Впервые за много дней Собачий Король и Телохранитель разговаривали. Ехали в капитанском джипе сквозь ночь и разговаривали.

— Тебя никто не неволит, — сказал Амбрас. — Можешь остаться на озере, присматривать за армейским имуществом, или иди санитаром в Большой лазарет. Или шофером, как наш друг... — Он хлопнул по плечу водителя джипа. Этот человек, бывший шлифовальщик камня, уроженец Бранда, вез их по распоряжению капитана домой, к вилле «Флора». Он ухмыльнулся в зеркальце заднего вида и отсалютовал. Беринг обуздал свое нетерпение и замолчал: этот болван пер напрямик по рытвинам и лужам, а фонтаны грязи, бьющие из-под колес, похоже, доставляли ему удовольствие. Это не езда, не скольжение и покачивание, как на «Вороне». Они громыхали вдоль черных шуршащих камышников. Шел снег с дождем, прочерчивая освещенную фарами тьму горизонтальными штрихами.

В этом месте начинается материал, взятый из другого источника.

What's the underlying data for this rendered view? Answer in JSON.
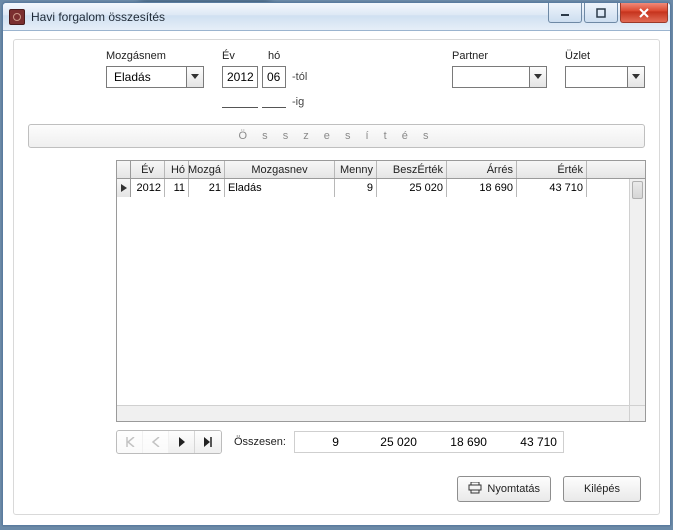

— Остаться? — сказал Беринг. — Здесь? Никогда. Ноги и руки у него закоченели. Три с лишним часа дожидался он Амбраса на лестнице в секретариате, дожидался, когда кончится это проклятое совещание, и едва не уснул, прислонясь к неподвижному догу, как вдруг один из агентов, этот, из Айзенау, вывалился из освещенного дверного проема в темноту лестницы и смеясь бросил: поедешь за океан, парень, в Бразилию , а потом, больше себе, чем ослепшему от яркого света Берингу: «В Бразилию поедут, собаки... а мы — на равнину».

Беринг с трудом удерживал дога и понял только, что айзенауский агент совершенно пьян.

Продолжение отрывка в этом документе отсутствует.